How is life insurance changing?
The on-going environment of sustained low interest rates is changing the investment industry completely. Traditionally, life insurance was often based on guaranteed returns and a logic of capital being available at all times. However, the current context requires us to turn to riskier investments as part of a strategy that will achieve good returns. Increasingly sophisticated assets must be embedded in our products. Luxembourg life insurance provides the ideal framework to manage this evolution. Other key trends affecting the industry include digitalization, which is improving customer experience, as well as how sustainability considerations are transforming investment choices. When once these were latent niche concerns, they have now become indispensable to the nature and quality of the service provided.
What are the priorities regarding this development?
Above all, our services must be managed to the highest quality standards. Secondly, thanks to our expertise, we are able to develop cutting-edge, innovative products. Customers are looking for new investment options to satisfy their demand for healthy returns, and we must support them by adapting our offering to their investor profile and their needs. Digitalization is also vital, both at the time clients are on-boarded with us, and during the on-going relationship phases. Service quality depends heavily on this. Finally, long-term investors are looking to give meaning to their actions. Hence our responsible commitment program "My Impact", which has been aligned with recent changes in investors’ outlooks, whichsupports our strategy and guides our employees’ work. Responsible investment is an important part of this program.

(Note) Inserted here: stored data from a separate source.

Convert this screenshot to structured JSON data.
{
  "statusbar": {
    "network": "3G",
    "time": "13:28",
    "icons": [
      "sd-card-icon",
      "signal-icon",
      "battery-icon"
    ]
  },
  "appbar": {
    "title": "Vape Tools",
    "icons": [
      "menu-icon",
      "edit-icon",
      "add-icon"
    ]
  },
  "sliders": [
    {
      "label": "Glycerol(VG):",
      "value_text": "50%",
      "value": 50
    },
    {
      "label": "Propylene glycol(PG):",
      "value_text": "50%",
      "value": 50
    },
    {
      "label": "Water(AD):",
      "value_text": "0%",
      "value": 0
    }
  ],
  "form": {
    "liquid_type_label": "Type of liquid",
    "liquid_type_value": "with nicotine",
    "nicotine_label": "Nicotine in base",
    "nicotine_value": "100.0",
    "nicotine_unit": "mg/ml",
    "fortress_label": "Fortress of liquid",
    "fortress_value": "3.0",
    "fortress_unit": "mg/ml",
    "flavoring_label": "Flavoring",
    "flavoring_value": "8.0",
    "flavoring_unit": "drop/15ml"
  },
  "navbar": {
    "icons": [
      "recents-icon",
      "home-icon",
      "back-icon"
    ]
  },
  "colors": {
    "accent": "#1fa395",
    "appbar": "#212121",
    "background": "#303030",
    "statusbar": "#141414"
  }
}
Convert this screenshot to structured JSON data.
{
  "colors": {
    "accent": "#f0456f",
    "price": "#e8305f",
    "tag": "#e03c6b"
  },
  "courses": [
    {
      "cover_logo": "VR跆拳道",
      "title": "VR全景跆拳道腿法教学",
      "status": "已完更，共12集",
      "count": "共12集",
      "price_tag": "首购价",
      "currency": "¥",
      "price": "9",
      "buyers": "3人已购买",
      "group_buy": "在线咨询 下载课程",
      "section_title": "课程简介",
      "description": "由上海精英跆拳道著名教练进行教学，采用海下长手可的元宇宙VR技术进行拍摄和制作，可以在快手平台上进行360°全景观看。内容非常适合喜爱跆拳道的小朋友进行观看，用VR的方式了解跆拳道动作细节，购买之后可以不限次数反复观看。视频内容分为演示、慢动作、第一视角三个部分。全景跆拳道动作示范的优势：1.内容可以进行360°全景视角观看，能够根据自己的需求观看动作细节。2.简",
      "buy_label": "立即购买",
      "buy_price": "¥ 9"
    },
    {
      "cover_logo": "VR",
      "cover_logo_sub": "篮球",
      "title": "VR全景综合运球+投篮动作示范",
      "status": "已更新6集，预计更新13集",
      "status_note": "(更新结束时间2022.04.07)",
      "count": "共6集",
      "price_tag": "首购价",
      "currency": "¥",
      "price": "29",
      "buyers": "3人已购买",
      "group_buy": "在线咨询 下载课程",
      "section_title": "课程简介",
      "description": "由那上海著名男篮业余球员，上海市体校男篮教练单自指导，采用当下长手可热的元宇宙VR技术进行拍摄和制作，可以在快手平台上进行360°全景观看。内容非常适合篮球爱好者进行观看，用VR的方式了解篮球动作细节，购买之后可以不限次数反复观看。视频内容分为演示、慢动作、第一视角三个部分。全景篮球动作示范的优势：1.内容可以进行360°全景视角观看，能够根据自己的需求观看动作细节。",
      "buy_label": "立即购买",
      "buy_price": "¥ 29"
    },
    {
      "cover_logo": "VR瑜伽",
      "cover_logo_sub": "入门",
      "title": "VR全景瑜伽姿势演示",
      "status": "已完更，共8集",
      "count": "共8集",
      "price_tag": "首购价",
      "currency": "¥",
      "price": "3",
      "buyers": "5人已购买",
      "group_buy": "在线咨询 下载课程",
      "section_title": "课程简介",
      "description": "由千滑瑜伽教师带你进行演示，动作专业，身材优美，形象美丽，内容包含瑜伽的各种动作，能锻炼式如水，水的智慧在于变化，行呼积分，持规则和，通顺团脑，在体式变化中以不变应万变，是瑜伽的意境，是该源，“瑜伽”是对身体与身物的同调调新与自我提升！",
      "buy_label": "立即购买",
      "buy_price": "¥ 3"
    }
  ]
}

We have €28 billion in assets under management, of which we manage approximately €9 billion in our General Fund. Finally, in these times of social distancing, we are committed to re-thinking the links that connect us. In particular, this involves managing teleworking to ensure a continued collective dynamic. Working from home will therefore certainly become widespread after the health crisis.
What risks and opportunities do you see for the medium and long term?
Margins in our industry remain low while the cost of ever-increasing, wide ranging regulation could harm both our competitiveness and our ability to innovate. It is important to remain attentive to this trend, as it threatens to limit the number of players on the market, while reducing investment capacity. The second major challenge is to preserve the Free Provision of Services (FPS) rules under which we operate. We saw during the first phase of the coronavirus crisis how Schengen Area rules were challenged. We must ensure that the unimpeded circulation of goods, capital and people should not be called into question. Our role as an insurer and as a major financial player gives us major social responsibilities, and this will be central to our strategic planning. Finally, the challenge of persistently low interest rates requires us to be creative and innovative, while at the same time giving us the chance to develop valuable products that meet demand. If we manage to protect ourselves from these risks and include them in our offering, this will open up substantial opportunities.